La leçon de Venise et celle de Paris

3 mai 2022

Deux manifestations internationales, la biennale de Venise (en cours) et Art Paris (achevée en avril) : quand la première mise sur « la parité » et l’actualité brulante d’Ukraine, Paris joue la carte de l’innovation écologique. A Venise, les femmes sont enfin mises en valeur (213 venues de 58 pays) mais les commentateurs restent un brin dubitatifs : il manque de grandes pointures,  Joan Mitchell ou Helen Frankenthaler pour l’Abstraction par exemple ; les femmes surréalistes, en sous-sol, ne sont pas mieux loties malgré un hommage à Léonora Carrington ; quant à Hannah Hooch, fameuse pour ses collages Dada, elle n’a droit qu’à deux fac-similés ! Bon, c’est tout de même un début, et, on l’espère, pas une simple session de rattrapage sans lendemains.

A Venise, le pavillon russe restera vide, les artistes ayant d’eux-mêmes annulé leur participation pour protester contre la guerre d’Ukraine.  Or  les fondatrices de Smart Art, la société chargée de gérer le pavillon russe, sont  Anastassia Karneeva, « fille d‘un ancien général du FSB et actuel directeur général de Rostec, une entreprise d’État du secteur militaire », elle est associée avec Ekaterina Vinokourova, qui n’est autre que… la fille de Sergueï Lavrov, le ministre russe des Affaires étrangères ! ( The Art Newspaper) C’est dire si les pavillons nationaux de la Biennale sont des instruments de « soft power »aux mains des pouvoirs en place (1).

Après les femmes, la biennale braque ses projecteurs sur les artistes ukrainiens dont Pavlo Makov, un sexagénaire méconnu en Occident.
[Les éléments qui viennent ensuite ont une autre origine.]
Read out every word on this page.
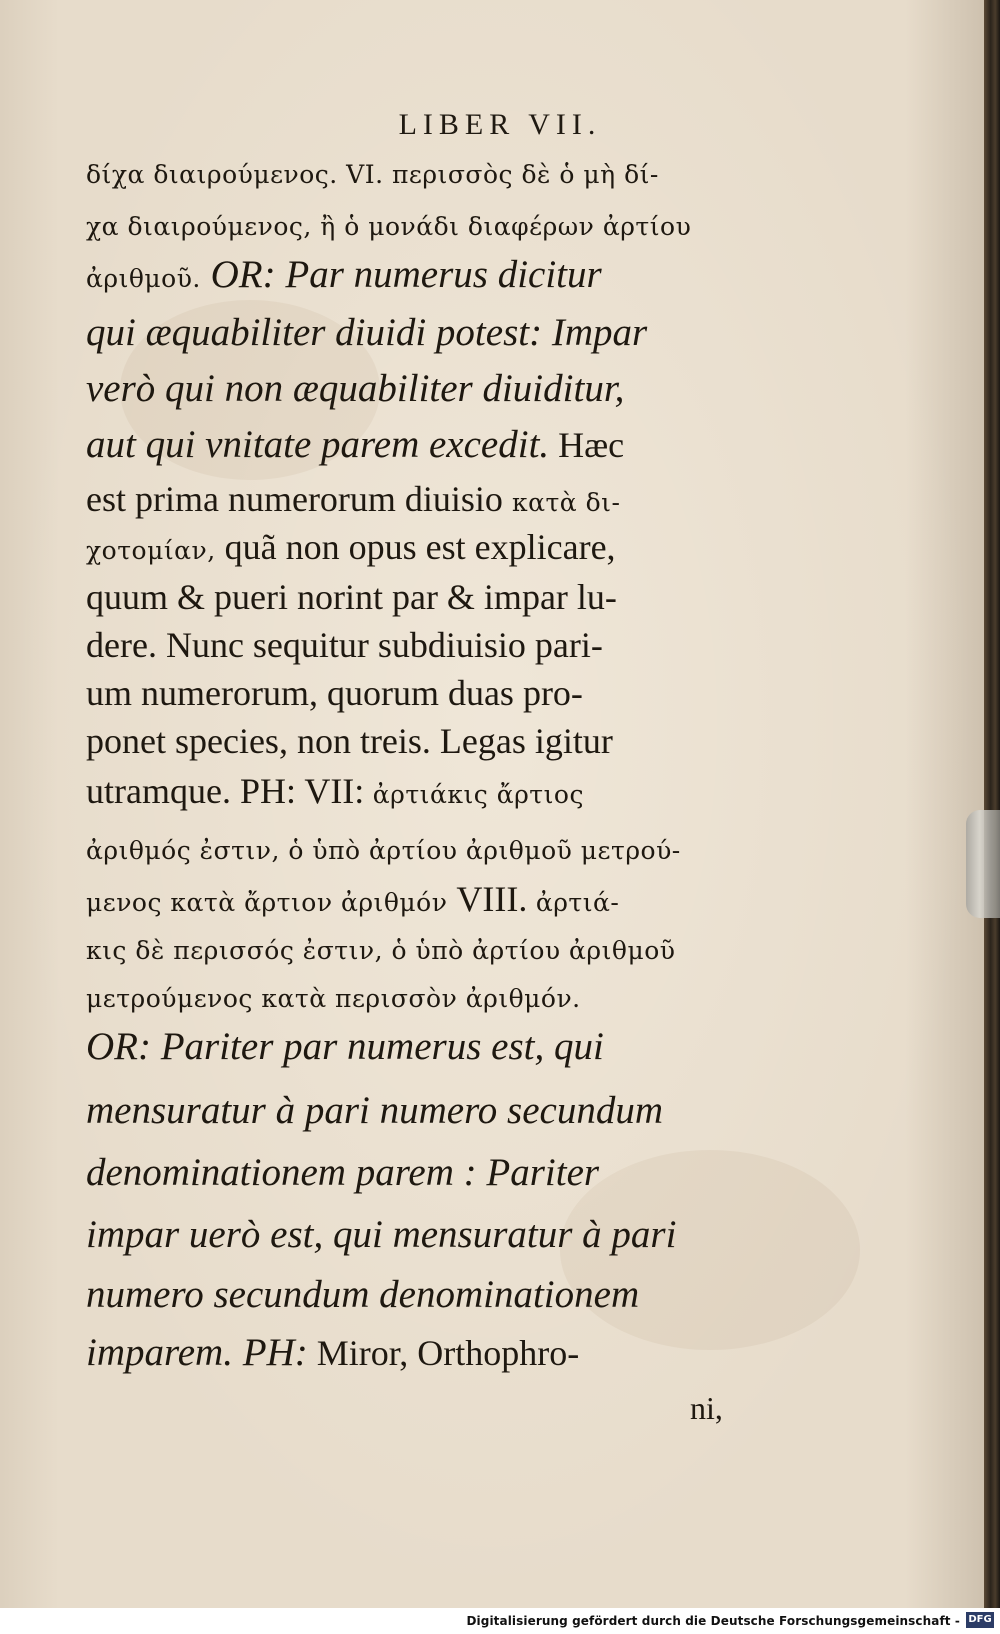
LIBER VII.
δίχα διαιρούμενος. VI. περισσὸς δὲ ὁ μὴ δί-
χα διαιρούμενος, ἢ ὁ μονάδι διαφέρων ἀρτίου
ἀριθμοῦ. OR: Par numerus dicitur
qui æquabiliter diuidi potest: Impar
verò qui non æquabiliter diuiditur,
aut qui vnitate parem excedit. Hæc
est prima numerorum diuisio κατὰ δι-
χοτομίαν, quã non opus est explicare,
quum & pueri norint par & impar lu-
dere. Nunc sequitur subdiuisio pari-
um numerorum, quorum duas pro-
ponet species, non treis. Legas igitur
utramque. PH: VII: ἀρτιάκις ἄρτιος
ἀριθμός ἐστιν, ὁ ὑπὸ ἀρτίου ἀριθμοῦ μετρού-
μενος κατὰ ἄρτιον ἀριθμόν VIII. ἀρτιά-
κις δὲ περισσός ἐστιν, ὁ ὑπὸ ἀρτίου ἀριθμοῦ
μετρούμενος κατὰ περισσὸν ἀριθμόν.
OR: Pariter par numerus est, qui
mensuratur à pari numero secundum
denominationem parem : Pariter
impar uerò est, qui mensuratur à pari
numero secundum denominationem
imparem. PH: Miror, Orthophro-
ni,
Digitalisierung gefördert durch die Deutsche Forschungsgemeinschaft - DFG
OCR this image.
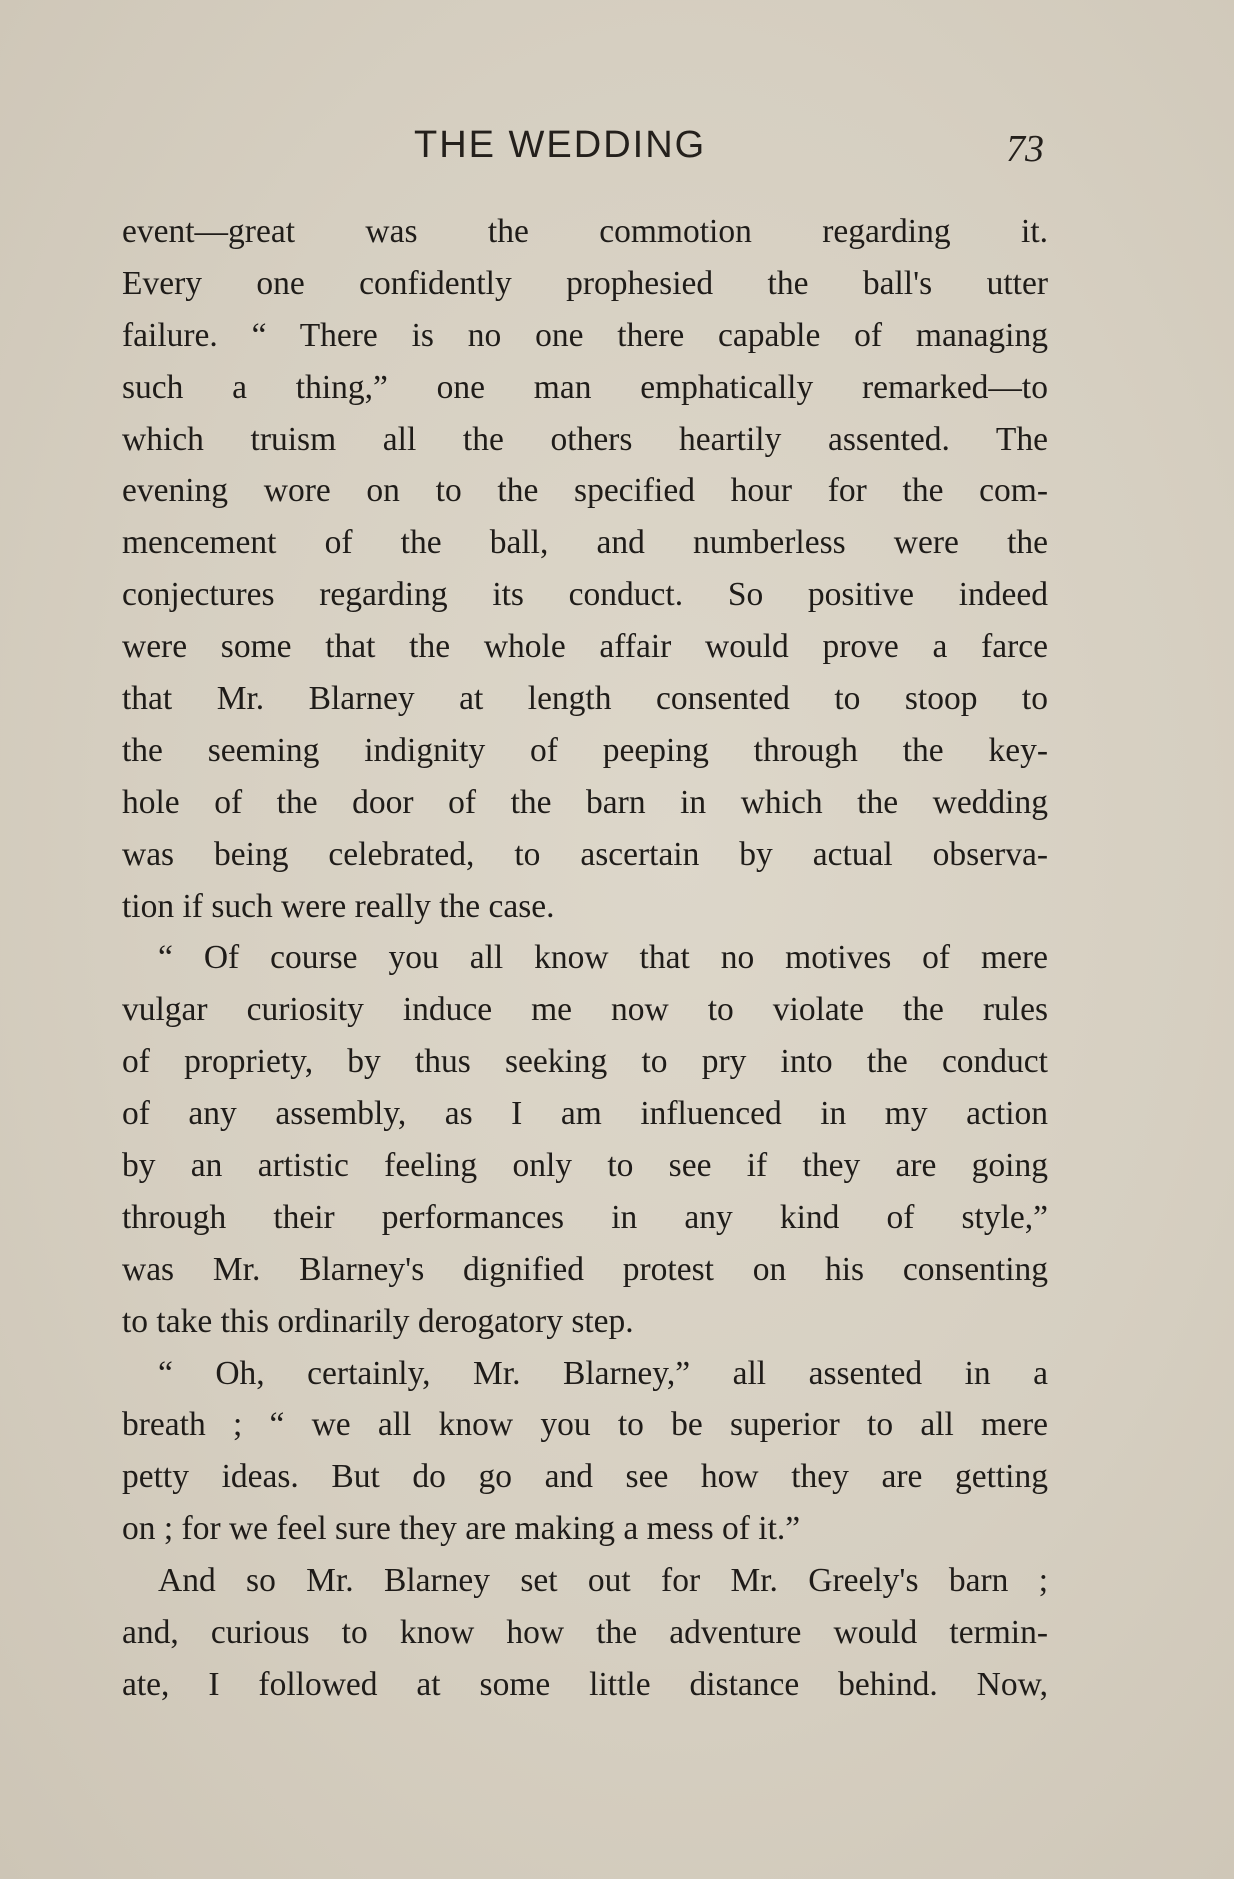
THE WEDDING	73
event—great was the commotion regarding it.
Every one confidently prophesied the ball's utter
failure. “ There is no one there capable of managing
such a thing,” one man emphatically remarked—to
which truism all the others heartily assented. The
evening wore on to the specified hour for the com-
mencement of the ball, and numberless were the
conjectures regarding its conduct. So positive indeed
were some that the whole affair would prove a farce
that Mr. Blarney at length consented to stoop to
the seeming indignity of peeping through the key-
hole of the door of the barn in which the wedding
was being celebrated, to ascertain by actual observa-
tion if such were really the case.
“ Of course you all know that no motives of mere
vulgar curiosity induce me now to violate the rules
of propriety, by thus seeking to pry into the conduct
of any assembly, as I am influenced in my action
by an artistic feeling only to see if they are going
through their performances in any kind of style,”
was Mr. Blarney's dignified protest on his consenting
to take this ordinarily derogatory step.
“ Oh, certainly, Mr. Blarney,” all assented in a
breath ; “ we all know you to be superior to all mere
petty ideas. But do go and see how they are getting
on ; for we feel sure they are making a mess of it.”
And so Mr. Blarney set out for Mr. Greely's barn ;
and, curious to know how the adventure would termin-
ate, I followed at some little distance behind. Now,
Il présente sa Fontaine de l’épuisement : 72 entonnoirs en cuivre, accrochés en pyramide sur une plateforme de 3 mètres carrés. L’eau se divise en deux flux, alimentant les entonnoirs situés au-dessous d’eux. Seules quelques gouttes atteindront ceux du bas, symbolisant l’assèchement des ressources naturelles. Cette installation fut conçue en 1995 à Kharkiv après l’effondrement de l’empire soviétique, quand la crise économique qui suivit laissa le pays exsangue… privant la ville d’eau potable. La doxa qui court nos journaux répète à l’envie qu’il faut y voir un symbole de « l’épuisement de tout un peuple » sic. Or 1995 n’est pas 2022 et, au contraire, c’est la vigueur de la résistance ukrainienne qui a surpris un Occident fatigué…Le rocambolesque transport de cette œuvre, de Kharkiv à Venise en pièces détachées,  montre assez l’obstination ukrainienne sous les bombes. Cette Fontaine de l’épuisement, conceptualisante, n’est pas volontairement absurde, comme nos blasés d’AC en raffolent, elle appartient au registre de l’intéressant. Car elle consonne avec la fontaine tutélaire de l’AC, celle de Duchamp dont nos commentateurs, patentés mais épuisés,  ne voient pas à quel point son  filon (conceptualo-dérisoire) n’en finit plus de se tarir…

A Paris, on a pris la mesure de l’effort à fournir pour sauver la planète et du rôle d’exemplarité que peut offrir une manifestation internationale. Art Paris, qui n’a ni le renom ni l’ancienneté de la biennale de Venise, ouvre donc un autre front   : les cloisons des stands, 10 tonnes de bois, ou les six tonnes de moquettes murales ou au sol, tous ces déchets sont désormais soumis au tri sélectif et recyclage. C’est la première foire à faire analyser son empreinte écologique par un organisme indépendant.

 Christine Sourgins

(1) Pour plus d’infos sur l’aspect géopolitique de l’AC voir A. de Kerros, « Nouvelle géopolitique de l’Art contemporain », Eyrolles, 2019.